Ma ciò che affascina quando si assiste alle sue performance solistiche, il valore aggiunto che la differenzia e la eleva rispetto a tantissimi suoi colleghi famosi e non, è la totale empatia tra il suo pensiero e la naturale capacità digitale con il suono, il dialogo musicale. La sua padronanza della tastiera e del pianoforte tutto, inteso come macchina sonora e corpo animato in grado di tradurre in linguaggio acustico la complessità della mente insieme alla opposizione delle emozioni. 

Il suo pianismo anche se studiato non è mai elaborato ma addirittura genuino con tutta la naturalezza della spontaneità. Persino i passi più complicati evitano qualsivoglia ostentazione virtuosistica in virtù di una tensione votata e vocata alla ricerca del suono perfetto e della intrinseca dialettica musicale. Il suo ideale sonoro è evidente nella meticolosa accuratezza nel calibrare ogni nota, ogni singola nota, con tocco adeguato, con impulso misurato e intenso.

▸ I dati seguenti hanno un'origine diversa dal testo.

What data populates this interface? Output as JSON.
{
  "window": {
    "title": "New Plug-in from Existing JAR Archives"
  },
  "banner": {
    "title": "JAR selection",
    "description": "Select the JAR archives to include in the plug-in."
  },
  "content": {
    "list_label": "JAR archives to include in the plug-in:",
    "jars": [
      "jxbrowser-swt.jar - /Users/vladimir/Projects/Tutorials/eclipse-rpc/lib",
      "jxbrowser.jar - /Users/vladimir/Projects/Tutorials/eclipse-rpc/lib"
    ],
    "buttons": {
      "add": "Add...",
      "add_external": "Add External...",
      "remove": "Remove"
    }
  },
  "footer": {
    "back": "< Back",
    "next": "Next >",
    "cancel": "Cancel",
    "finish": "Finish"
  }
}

Di conseguenza sono assenti, in lei che ben potrebbe permetterselo dotata com’è di fascinosa bellezza mediterranea anche a 53 anni e di invidiabile physique du rôle, i benché minimi atteggiamenti divistici. Perché la sua innata eleganza fisica appare quasi un ovvio prolungamento, una continuità con l’eleganza strutturale del pianoforte  e soprattutto con quella della musica innescata dalle sue dita e poi emessa dallo strumento a coda.

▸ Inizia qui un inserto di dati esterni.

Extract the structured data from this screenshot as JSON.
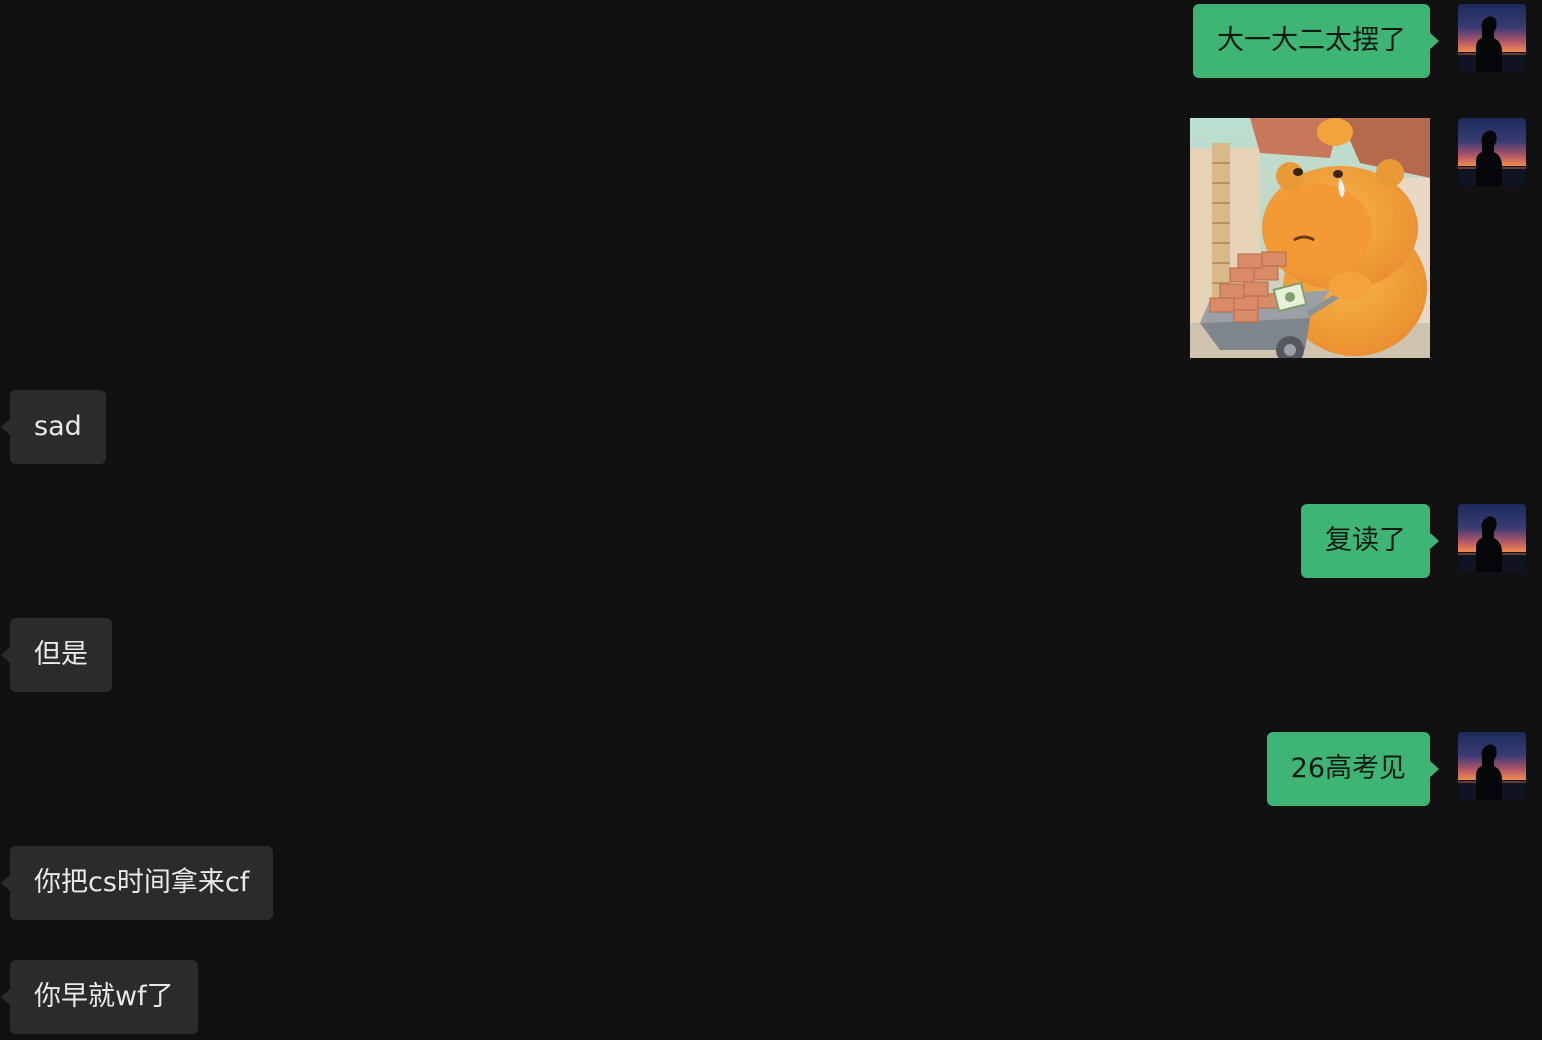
{
  "messages": [
    {
      "sender": "self",
      "type": "text",
      "text": "大一大二太摆了"
    },
    {
      "sender": "self",
      "type": "sticker",
      "sticker": "crying-orange-bear-pushing-brick-wheelbarrow"
    },
    {
      "sender": "other",
      "type": "text",
      "text": "sad"
    },
    {
      "sender": "self",
      "type": "text",
      "text": "复读了"
    },
    {
      "sender": "other",
      "type": "text",
      "text": "但是"
    },
    {
      "sender": "self",
      "type": "text",
      "text": "26高考见"
    },
    {
      "sender": "other",
      "type": "text",
      "text": "你把cs时间拿来cf"
    },
    {
      "sender": "other",
      "type": "text",
      "text": "你早就wf了"
    }
  ],
  "colors": {
    "background": "#111111",
    "outgoing_bubble": "#3eb575",
    "incoming_bubble": "#2b2b2b",
    "outgoing_text": "#0d1a12",
    "incoming_text": "#e9e9e9"
  },
  "avatar": {
    "icon": "sunset-silhouette-avatar"
  }
}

Hélène Grimaud sa trascinare l’ascoltatore nella quarta dimensione, quella che va oltre le tre dimensioni fisiche, a diretto contatto con l’anima, oltre la materia. Come lei anche l’ascoltatore dimentica il limite momentaneo per seguire i sentieri sonori che trasformano l’alfabeto dei pensieri in visioni e sensazioni metafisiche a volte, oppure emotive oppure oniriche. Per lei il pianoforte è  il mezzo per prolungare tutta la sensibilità e intelligenza del proprio inconscio, un transfert psicologico che raggiunge vertici di arte pura e di trasparente comunicazione. Una visione del mondo e dell’esistenza umana sublimata mediante la musica. Alla fine si rimane estasiati e al contempo appagati, da tanta luce sonora, da tanta bellezza interpretativa, da tanta seduzione artistica.

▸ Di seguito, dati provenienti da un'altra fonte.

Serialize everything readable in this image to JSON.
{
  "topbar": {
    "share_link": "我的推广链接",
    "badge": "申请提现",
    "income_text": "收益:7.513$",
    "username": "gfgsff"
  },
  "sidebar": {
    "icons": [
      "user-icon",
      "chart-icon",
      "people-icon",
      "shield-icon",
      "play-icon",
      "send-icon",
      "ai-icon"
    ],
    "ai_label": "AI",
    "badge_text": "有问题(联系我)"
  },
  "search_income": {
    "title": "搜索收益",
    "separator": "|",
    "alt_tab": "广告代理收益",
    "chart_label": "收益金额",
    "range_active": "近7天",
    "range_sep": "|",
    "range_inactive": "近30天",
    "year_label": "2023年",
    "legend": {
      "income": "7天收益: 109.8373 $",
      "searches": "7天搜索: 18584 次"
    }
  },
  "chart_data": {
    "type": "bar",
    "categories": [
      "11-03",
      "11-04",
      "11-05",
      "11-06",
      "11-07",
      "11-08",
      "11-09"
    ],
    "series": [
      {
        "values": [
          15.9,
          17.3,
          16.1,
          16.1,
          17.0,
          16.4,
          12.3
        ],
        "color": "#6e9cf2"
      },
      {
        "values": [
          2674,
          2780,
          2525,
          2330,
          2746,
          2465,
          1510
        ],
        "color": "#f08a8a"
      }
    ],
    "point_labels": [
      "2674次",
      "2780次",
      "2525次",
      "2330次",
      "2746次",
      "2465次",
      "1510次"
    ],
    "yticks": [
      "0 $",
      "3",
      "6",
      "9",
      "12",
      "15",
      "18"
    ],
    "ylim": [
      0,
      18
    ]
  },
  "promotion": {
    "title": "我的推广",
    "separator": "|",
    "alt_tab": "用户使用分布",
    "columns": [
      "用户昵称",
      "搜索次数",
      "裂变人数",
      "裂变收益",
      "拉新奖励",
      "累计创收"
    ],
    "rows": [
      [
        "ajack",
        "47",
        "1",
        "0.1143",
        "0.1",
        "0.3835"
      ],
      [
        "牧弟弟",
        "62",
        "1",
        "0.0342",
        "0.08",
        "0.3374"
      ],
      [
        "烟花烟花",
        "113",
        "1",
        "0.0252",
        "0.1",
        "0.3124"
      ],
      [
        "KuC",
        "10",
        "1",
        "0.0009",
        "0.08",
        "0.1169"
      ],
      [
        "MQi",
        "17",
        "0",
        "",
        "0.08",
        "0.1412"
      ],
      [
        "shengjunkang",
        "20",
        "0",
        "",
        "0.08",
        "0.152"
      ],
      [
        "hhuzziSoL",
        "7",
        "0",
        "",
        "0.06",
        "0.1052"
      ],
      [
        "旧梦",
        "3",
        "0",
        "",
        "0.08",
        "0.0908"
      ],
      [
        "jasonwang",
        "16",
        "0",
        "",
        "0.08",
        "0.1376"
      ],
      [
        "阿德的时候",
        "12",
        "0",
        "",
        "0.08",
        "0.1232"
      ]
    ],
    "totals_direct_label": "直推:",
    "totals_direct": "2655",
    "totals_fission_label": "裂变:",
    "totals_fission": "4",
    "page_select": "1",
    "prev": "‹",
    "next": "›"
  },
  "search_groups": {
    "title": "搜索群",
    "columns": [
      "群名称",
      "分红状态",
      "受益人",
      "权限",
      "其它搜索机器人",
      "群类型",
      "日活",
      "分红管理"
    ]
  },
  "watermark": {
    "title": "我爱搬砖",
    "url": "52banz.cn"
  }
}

Il Festival Pianistico Internazionale di Brescia e Bergamo alla soglia delle 60 adizioni, ha ospitato per la prima volta (solo al teatro Donizetti di Bergamo, tutto esaurito) la celebre pianista di Aix en Provence: successo inevitabile, ancorché meritato. Al termine dal loggione è arrivato, ben distinto ma non urlato, un (maschile) “Je t’aime” cui la bella Hélène Grimaud ha rivolto un fugace sorriso.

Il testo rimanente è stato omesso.